Ci piace/gli aiuti (quelli veri) arrivano dalla Sace
Tra gennaio e aprile gli impieghi deliberati da Sace sono passati da 2,6 a 5,9 miliardi di euro
Guardarsi attorno e trovare un punto d’appoggio: metaforicamente, al ministro dell’Economia Roberto Gualtieri è andata così, quando ha realizzato – su suggerimento dei suoi uffici – che la Sace (nela foto l’a.d. Pierfrancesco Latini), oltre al Mediocredito Centrale, poteva essere lo strumento giusto attraverso il quale fra transitare una buona parte dei finaziamenti per la ripresa garantiti dallo Stato. Cos non banale, non ovvia. Perché su tratta di strumenti due volte complicati: una prima volta, perché devono sottostare alle regole sul merito creditizio cui le banche direttamente coinvolte nelle varie operazioni si attendono; la seconda volta perché impegnato il patrimonio dello Stato quando verrà il momento dei rimborsi e le imprese affidate dovessero rivelarsi insolventi. Una complessità insieme operativa e istituzionale. Sta di fatto che tra gennaio e aprile scorso sono passati da 2,6 a 5,9 miliardi di euro gli impegni deliberati da Sace, segnando un incremento del 130% rispetto all’anno precedente, che si traducono in sostegno al business delle imprese italiane nei mercati esteri. Un trend di crescita, spiega la stessa società, confermato anche dal numero di operazioni supportate (+17%) e dal confronto mese su mese, con 700 milioni aggiuntivi realizzati tra aprile e marzo, nonostante la congiuntura economica. Ma il dato sensibile è anche un altro. E cioè che nonostante la contrazione dell’economia nazionale (l’ultimo Def parla di un Pil in calo del 9%), è in aumento anche il numero di imprese sostenute (+3% rispetto ad aprile 2019), in particolare del segmento delle Pmi, pari a oltre l’80% del totale delle aziende servite.

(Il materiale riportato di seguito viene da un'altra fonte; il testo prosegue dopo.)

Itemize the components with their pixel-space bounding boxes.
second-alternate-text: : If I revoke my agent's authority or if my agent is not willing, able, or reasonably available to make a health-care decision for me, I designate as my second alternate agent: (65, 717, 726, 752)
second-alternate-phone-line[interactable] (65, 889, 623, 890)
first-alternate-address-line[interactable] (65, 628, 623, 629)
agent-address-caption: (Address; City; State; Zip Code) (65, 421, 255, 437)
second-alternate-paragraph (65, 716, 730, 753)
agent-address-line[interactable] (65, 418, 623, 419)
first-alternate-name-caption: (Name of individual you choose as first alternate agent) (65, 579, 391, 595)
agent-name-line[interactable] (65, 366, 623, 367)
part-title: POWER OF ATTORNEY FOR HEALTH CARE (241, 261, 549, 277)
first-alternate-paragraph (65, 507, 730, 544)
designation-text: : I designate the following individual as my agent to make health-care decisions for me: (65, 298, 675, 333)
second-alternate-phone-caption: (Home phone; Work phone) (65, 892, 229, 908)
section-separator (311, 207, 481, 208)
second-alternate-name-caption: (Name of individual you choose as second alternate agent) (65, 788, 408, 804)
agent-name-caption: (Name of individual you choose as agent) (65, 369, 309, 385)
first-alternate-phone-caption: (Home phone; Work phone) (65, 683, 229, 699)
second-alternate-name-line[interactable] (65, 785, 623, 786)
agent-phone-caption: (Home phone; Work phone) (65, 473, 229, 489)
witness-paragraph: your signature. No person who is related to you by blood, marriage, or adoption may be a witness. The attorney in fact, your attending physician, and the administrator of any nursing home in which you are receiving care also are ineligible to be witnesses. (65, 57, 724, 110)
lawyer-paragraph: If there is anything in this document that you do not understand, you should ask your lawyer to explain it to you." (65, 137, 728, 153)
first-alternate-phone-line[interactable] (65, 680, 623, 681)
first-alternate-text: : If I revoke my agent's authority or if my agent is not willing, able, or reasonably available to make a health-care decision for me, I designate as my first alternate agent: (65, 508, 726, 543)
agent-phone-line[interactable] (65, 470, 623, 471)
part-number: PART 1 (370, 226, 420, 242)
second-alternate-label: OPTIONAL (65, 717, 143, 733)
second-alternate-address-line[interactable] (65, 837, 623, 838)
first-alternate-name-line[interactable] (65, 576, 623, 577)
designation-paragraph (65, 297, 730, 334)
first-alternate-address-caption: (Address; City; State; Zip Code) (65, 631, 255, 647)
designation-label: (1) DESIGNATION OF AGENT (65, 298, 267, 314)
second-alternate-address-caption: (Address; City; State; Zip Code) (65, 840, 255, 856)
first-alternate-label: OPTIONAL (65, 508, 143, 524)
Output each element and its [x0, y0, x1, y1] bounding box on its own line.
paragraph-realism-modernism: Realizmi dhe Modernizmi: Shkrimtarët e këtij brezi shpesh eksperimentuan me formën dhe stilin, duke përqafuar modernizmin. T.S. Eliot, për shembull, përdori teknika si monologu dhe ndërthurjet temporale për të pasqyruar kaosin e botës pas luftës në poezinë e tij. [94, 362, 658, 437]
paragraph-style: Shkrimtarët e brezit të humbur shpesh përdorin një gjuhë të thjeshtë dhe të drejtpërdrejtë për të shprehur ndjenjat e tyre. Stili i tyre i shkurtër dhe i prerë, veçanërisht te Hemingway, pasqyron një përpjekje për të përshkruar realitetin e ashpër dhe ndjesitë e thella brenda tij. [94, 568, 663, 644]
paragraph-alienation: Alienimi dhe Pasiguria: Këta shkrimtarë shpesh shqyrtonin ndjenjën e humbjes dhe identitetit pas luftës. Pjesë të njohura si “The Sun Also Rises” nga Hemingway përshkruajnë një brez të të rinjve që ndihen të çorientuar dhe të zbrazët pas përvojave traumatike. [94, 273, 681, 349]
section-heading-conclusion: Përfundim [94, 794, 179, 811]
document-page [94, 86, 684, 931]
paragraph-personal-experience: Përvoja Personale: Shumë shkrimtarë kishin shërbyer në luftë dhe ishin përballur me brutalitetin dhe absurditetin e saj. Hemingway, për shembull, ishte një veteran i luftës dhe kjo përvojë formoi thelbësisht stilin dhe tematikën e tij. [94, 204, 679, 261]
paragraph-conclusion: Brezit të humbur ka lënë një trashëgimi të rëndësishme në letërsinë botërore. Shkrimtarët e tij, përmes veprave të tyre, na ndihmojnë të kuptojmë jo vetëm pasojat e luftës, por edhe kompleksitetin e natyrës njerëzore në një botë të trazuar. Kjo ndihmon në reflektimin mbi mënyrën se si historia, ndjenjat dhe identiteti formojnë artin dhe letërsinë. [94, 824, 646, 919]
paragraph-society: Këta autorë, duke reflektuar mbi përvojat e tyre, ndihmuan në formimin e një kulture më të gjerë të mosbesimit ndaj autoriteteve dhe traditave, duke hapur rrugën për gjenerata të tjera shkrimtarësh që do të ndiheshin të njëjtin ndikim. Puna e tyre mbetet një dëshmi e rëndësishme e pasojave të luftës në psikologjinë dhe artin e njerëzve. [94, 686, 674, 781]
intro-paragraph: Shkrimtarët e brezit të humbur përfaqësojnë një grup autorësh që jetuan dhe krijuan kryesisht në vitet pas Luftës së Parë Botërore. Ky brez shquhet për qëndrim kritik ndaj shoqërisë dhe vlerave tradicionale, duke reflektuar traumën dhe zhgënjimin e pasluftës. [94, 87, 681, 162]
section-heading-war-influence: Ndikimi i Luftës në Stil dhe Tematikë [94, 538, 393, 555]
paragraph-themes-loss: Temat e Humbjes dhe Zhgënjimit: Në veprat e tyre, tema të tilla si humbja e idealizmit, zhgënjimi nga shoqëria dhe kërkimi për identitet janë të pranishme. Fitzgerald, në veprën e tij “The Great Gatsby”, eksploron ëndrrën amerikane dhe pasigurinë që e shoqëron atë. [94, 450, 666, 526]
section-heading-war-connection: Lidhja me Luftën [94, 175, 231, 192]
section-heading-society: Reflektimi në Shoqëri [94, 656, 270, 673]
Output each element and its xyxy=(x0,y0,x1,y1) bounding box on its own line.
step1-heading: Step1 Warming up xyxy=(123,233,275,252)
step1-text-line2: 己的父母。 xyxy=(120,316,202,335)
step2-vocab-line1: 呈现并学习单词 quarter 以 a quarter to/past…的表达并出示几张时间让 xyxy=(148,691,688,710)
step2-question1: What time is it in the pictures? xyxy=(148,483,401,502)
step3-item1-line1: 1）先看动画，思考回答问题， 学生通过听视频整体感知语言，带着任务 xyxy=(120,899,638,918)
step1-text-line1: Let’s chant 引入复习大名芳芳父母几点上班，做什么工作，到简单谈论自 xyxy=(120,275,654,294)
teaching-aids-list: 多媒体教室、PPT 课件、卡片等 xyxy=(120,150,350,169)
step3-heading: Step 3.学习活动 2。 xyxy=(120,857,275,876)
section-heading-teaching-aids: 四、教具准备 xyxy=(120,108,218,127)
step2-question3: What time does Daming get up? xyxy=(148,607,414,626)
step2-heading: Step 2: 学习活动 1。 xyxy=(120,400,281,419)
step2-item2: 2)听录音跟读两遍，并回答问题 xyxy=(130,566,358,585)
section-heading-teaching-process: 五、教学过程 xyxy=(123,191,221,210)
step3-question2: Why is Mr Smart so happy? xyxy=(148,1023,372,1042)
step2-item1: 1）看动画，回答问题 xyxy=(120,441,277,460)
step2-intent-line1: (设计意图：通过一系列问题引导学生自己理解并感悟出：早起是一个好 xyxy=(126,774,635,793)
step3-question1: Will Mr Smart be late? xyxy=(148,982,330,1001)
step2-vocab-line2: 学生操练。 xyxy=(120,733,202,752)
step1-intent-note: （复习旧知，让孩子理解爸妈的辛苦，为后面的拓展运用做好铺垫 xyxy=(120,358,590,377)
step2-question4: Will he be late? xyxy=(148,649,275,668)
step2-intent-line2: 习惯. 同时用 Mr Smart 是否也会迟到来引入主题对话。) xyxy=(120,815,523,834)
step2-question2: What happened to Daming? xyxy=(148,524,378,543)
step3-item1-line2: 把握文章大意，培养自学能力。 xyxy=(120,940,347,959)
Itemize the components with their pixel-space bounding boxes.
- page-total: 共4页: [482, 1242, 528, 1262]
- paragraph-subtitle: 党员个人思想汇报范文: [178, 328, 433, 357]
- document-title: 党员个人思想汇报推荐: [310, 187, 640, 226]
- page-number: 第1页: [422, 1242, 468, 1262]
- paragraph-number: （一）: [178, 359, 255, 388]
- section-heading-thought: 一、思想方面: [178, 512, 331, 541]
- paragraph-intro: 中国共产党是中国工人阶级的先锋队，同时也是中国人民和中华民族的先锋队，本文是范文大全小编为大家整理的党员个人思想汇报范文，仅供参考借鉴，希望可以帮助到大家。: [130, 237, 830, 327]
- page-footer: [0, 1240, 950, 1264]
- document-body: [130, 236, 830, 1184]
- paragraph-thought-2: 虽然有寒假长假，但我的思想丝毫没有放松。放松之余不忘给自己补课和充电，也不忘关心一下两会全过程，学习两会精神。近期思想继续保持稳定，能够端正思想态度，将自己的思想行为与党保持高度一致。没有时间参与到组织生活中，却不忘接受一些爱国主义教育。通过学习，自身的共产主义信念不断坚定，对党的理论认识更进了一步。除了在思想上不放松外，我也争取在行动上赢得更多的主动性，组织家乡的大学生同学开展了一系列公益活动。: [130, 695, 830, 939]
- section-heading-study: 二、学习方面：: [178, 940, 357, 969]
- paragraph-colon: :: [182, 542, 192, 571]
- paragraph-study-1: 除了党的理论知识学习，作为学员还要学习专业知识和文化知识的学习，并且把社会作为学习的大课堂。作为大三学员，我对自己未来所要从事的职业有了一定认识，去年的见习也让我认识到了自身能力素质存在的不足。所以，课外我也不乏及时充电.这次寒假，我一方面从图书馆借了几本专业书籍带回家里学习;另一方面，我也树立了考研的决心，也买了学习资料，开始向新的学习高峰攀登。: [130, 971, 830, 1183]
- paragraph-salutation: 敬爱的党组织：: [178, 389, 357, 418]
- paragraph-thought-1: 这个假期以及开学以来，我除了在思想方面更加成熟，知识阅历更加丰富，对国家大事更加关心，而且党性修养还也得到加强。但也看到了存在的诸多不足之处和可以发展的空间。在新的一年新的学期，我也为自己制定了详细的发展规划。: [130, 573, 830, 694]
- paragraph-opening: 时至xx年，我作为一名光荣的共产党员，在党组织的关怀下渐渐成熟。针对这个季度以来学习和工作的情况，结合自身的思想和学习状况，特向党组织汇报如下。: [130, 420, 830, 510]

Non ci piace/il pacco di Amazon è quello fiscale
Nel 2019 il colosso digitale ha pagato in tasse 2,4 miliardi di dollari: meno dell’1% rispetto al suo fatturato
Meno male che c’è Amazon. Meno male che c’è un colosso digitale che ha assunto negli anni quasi 900 mila persone nel mondo. Di cui quasi 8000 in Italia. Meno male. Ci è servita tantissimo, durante il lockdown, Amazon. Meno male. Peccato, però, che un simile colosso, che la sua forza e grandezza è costruita scientificamente sull’elusione fiscale globale. Per capirci, e stando ai dati ufficiali dichiarati, su 280,5 miliardi di dollari di fatturato, Amazon ha pagato nel 2019 in tutto il mondo 2,4 miliardi di tasse. Avete letto bene: meno dell’1 per cento. Bravi a consegnare i pacchi, ma al fisco – anzi agli erari fiscali di tutto il mondo – consegna soprattutto “pacchi” alla genovese, bidoni insomma. Per carità, “possiamo spiegare” hanno detto in Amazon Italia, quando nel 2017 hanno firmato una transazione col fisco italiano versando a titolo di “saldo e stracio” la miseria di 100 milioni di euro per regolarizzare gli anni di attività fino al 2015. “Possiamo spiegare”, come i mariti fedifraghi dei film. E spiegano che “In Italia nel 2017 ha sanato 5 anni con l’erario versando 100 milioni di euro. In una nota l’azienda dice che «i nostri profitti sono rimasti bassi sia perché il consumer retail è un business con margini ridotti sia per i forti investimenti di Amazon in Italia che ammontano a oltre 4 miliardi di euro. Le società con cui Amazon opera hanno ricadute in termini di gettito sia a livello locale sia a livello nazionale attraverso Iva, Irpef, Ires, Irap, Tasi, Tari». Insomma, dei benefattori. La verità è diversa. In Gran Bretagna, dove il governo ha imposto trasparenza, lo scorso anno Amazon ha pagato 956 milioni di euro (in sterline). A quando una moralizzazione anche in Italia?